The Wilson Disease Gene

The Wilson disease gene was localized to human chromosome 13 by cosegregation of the disease with the red cell enzyme marker, esterase D, in several large Middle Eastern kindred. Further linkage analysis of additional families, using more polymorphic DNA markers defined a region close to the retinoblastoma locus as the candidate region for the Wilson disease gene. By positional cloning strategies, the Wilson disease gene was identified by three independent groups in 1993.

Final identification was established with the use of conserved regions of the previously discovered Menkes disease (another disease with impaired copper metabolism) gene. The Wilson disease gene codes for a copper transporting P-type adenosine triphosphatase (ATPase), ATP7B.

Wilson disease protein contains the following functional domains and is thought to form an ion channel: six copper binding regions [Cu] containing Cys-X-X-Cys motifs at the amino terminal end; and adenosine triphosphate (ATP) binding, aspartyl kinase and phosphorylation domains. Alternatively spliced forms of Wilson disease protein lacking transmembrane sequences 3 and 4 (exon 8) are expressed in brain.

The functionally important regions of the Wilson disease gene are six copper binding domains, a transduction domain (amino acid residues 837-864; containing a Thr-Gly-Glu motif) involved in the transduction of the energy of ATP hydrolysis to cation transport, a cation channel and phosphorylation domain (amino acid residues 971-1035; containing the highly conserved Asp-Lys-Thr-Gly-Thr motif), an ATP-binding domain (amino acid residues 1240-1291) and eight hydrophobic transmembrane sequences (1-8), in one of which (region 6) is the Cys-pro-Cys sequence found in all P-type ATPases.

Molecular genetic analysis of affected patients reveals over 200 distinct mutations (database maintained at the University of Alberta -http://www.medgen.med.ualberta.ca). Mutations include missense and nonsense mutations, deletions and insertions.

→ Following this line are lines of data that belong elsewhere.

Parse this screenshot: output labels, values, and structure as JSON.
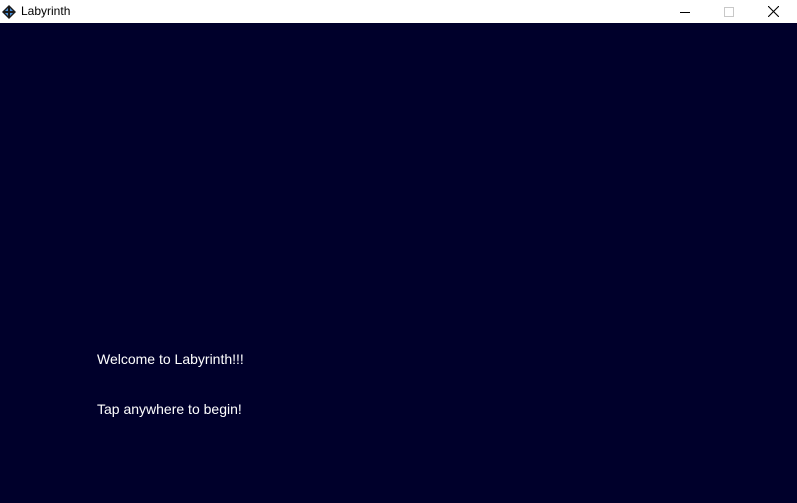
{
  "window": {
    "title": "Labyrinth",
    "icon": "labyrinth-app-icon",
    "controls": {
      "minimize_icon": "minimize-icon",
      "maximize_icon": "maximize-icon",
      "close_icon": "close-icon"
    }
  },
  "game": {
    "background_color": "#00002b",
    "text_color": "#ffffff",
    "welcome_message": "Welcome to Labyrinth!!!",
    "start_prompt": "Tap anywhere to begin!"
  }
}
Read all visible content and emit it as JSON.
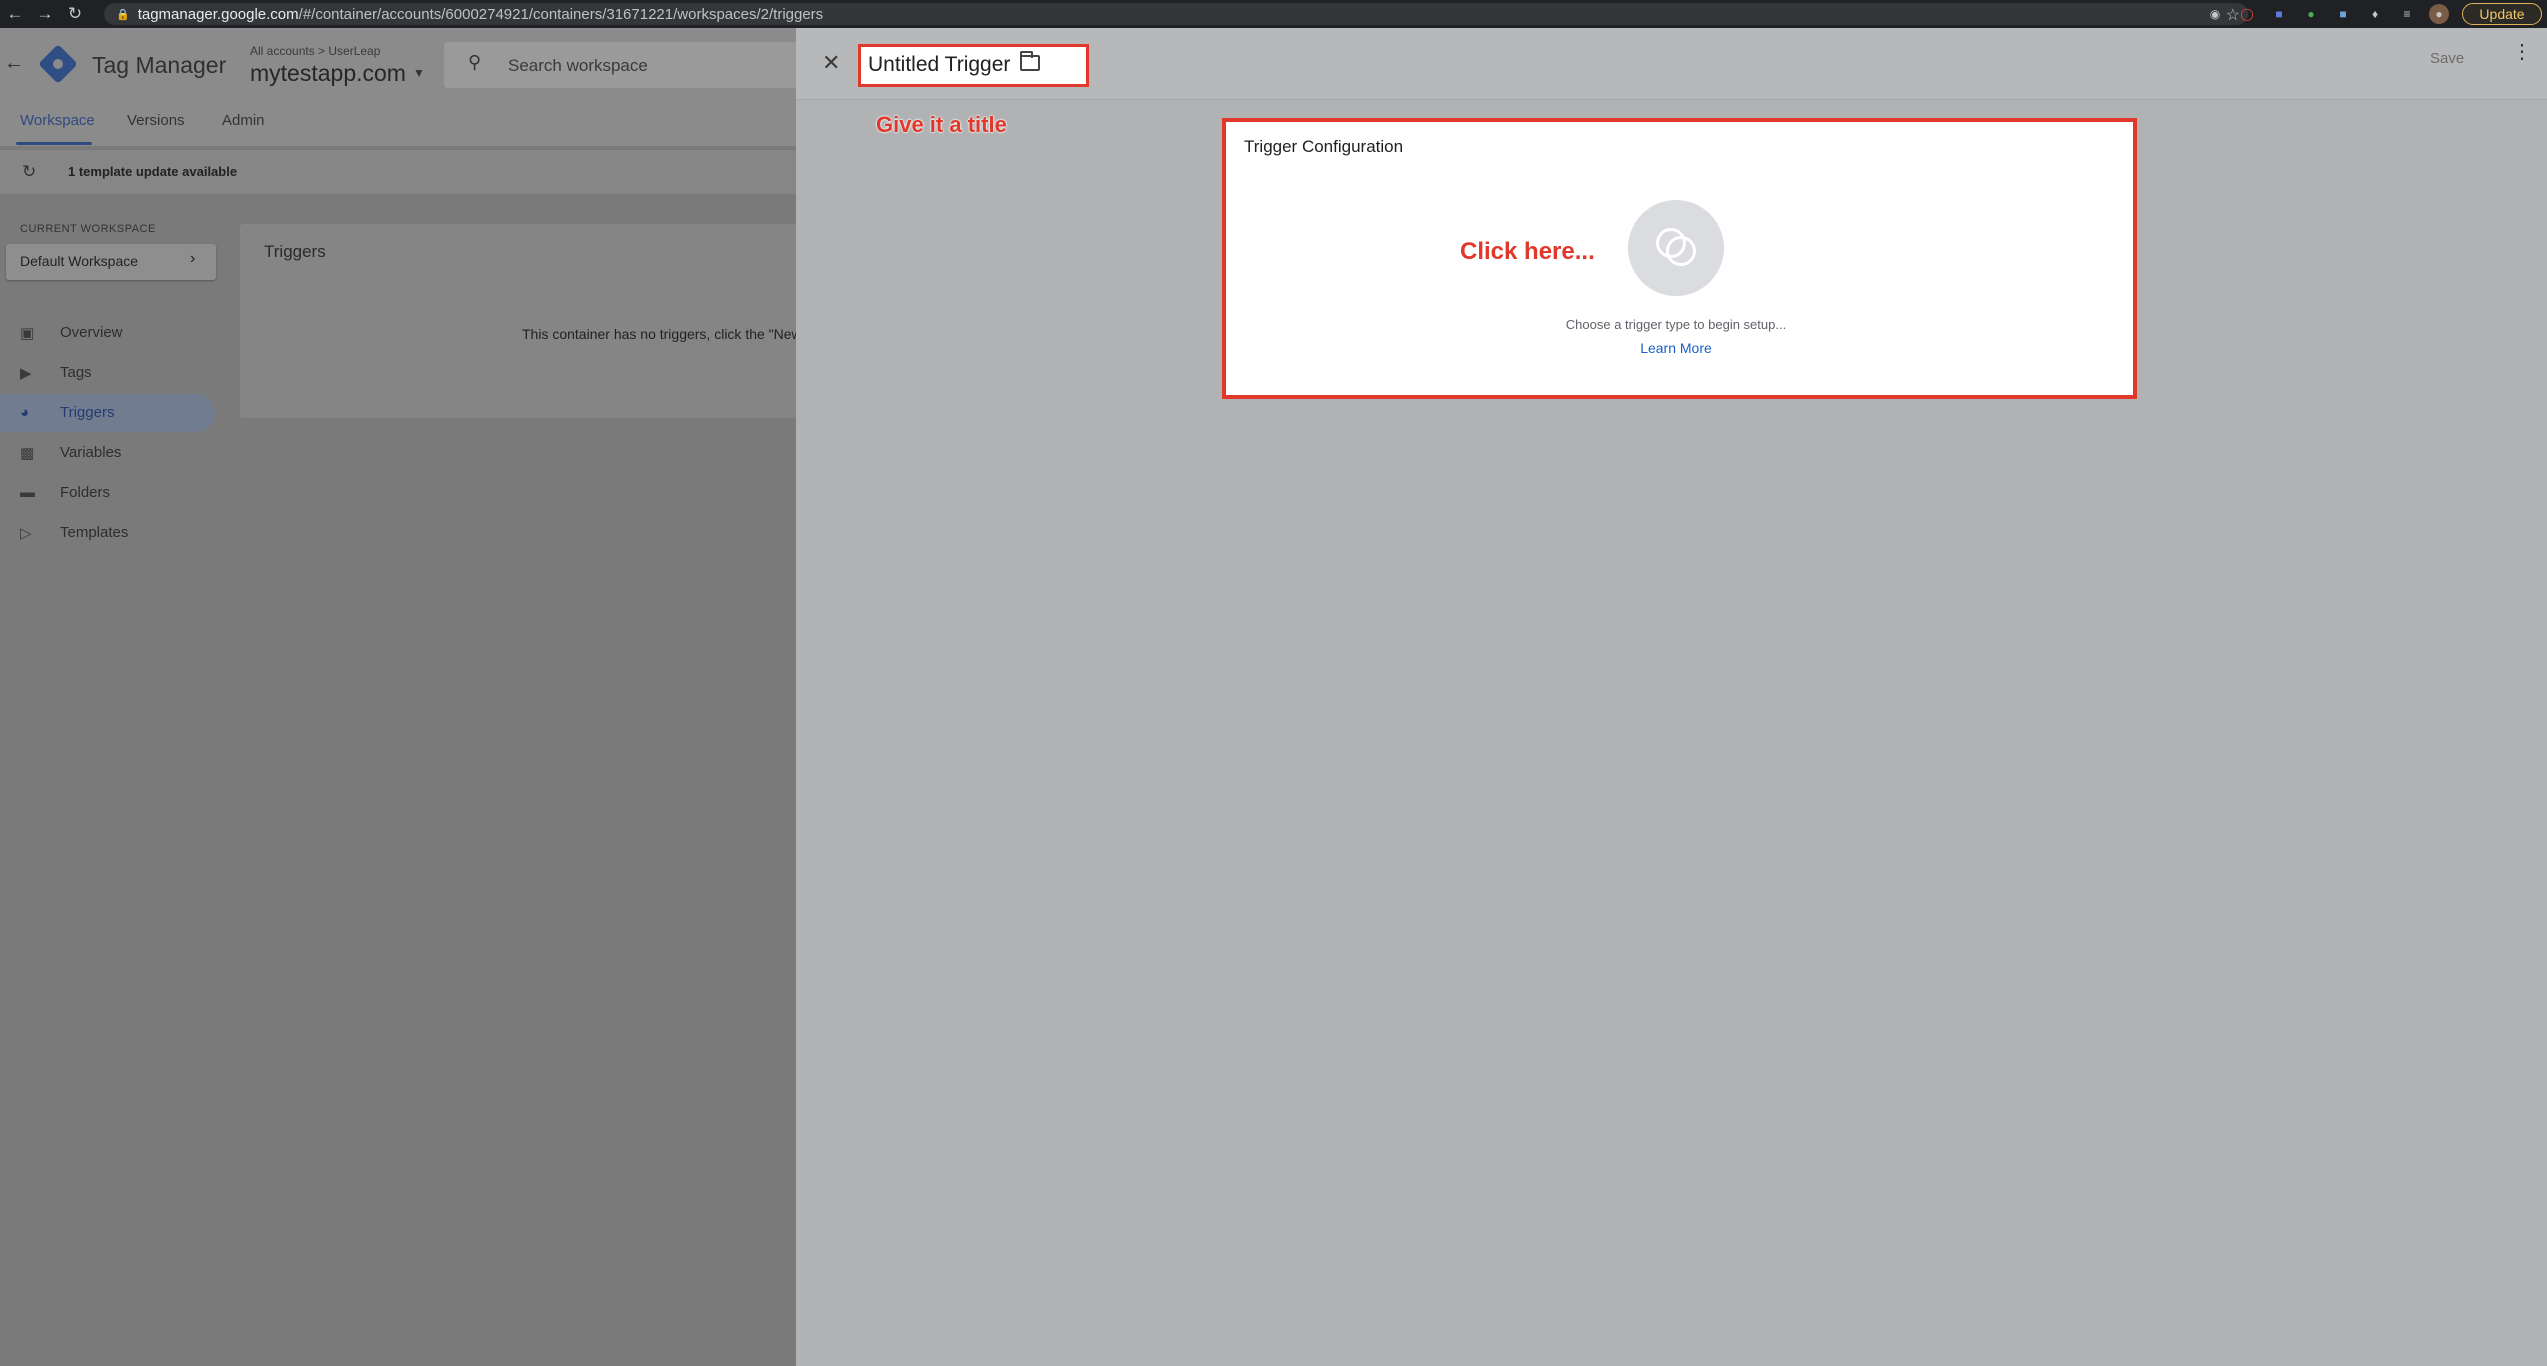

Some mutations are associated with a severe impairment of copper transport resulting in severe liver disease very early in life; other mutations appear to be less severe with disease appearance in mid adulthood. While most reported mutations occur in single families, a few are more common. The His1069Gln (H1069Q) missense mutation occurs in 30-60% of patients of eastern-, northern-and central-European origin.

It is less frequent in patients of Mediterranean descent and only rarely seen in patients of non-European origin. About 10% of patients of French or British extraction have a Gly1266Lys mutation in the ATP hinge domain. The 2299insC mutation can be detected in some patients of European and Japanese descent.

The Arg778Leu mutation is present in 27% of Taiwanese patients, but is not found in non-Asian patients. In Sardinia two frameshift mutations (1515insT and 2464delC) are found in about 20% of patients. These mutations were not found in other populations.

The study of genotype-phenotype correlations is hampered by the lack of clinical data, the rarity of some mutations and the high frequency of the presence of two different mutations in individual patients (compound heterozygotes). In an ongoing study involving 820 patients with Wilson disease mostly from Europe, mutations on both chromosomes were identified in 58% of the patients , with at least one mutation in 30%. Sufficient information is available only for the H1069Q mutation.

Homozygosity for H1069Q is associated with late onset neurologic disease. In contrast, patients with mutations in exon 8 commonly present with liver disease.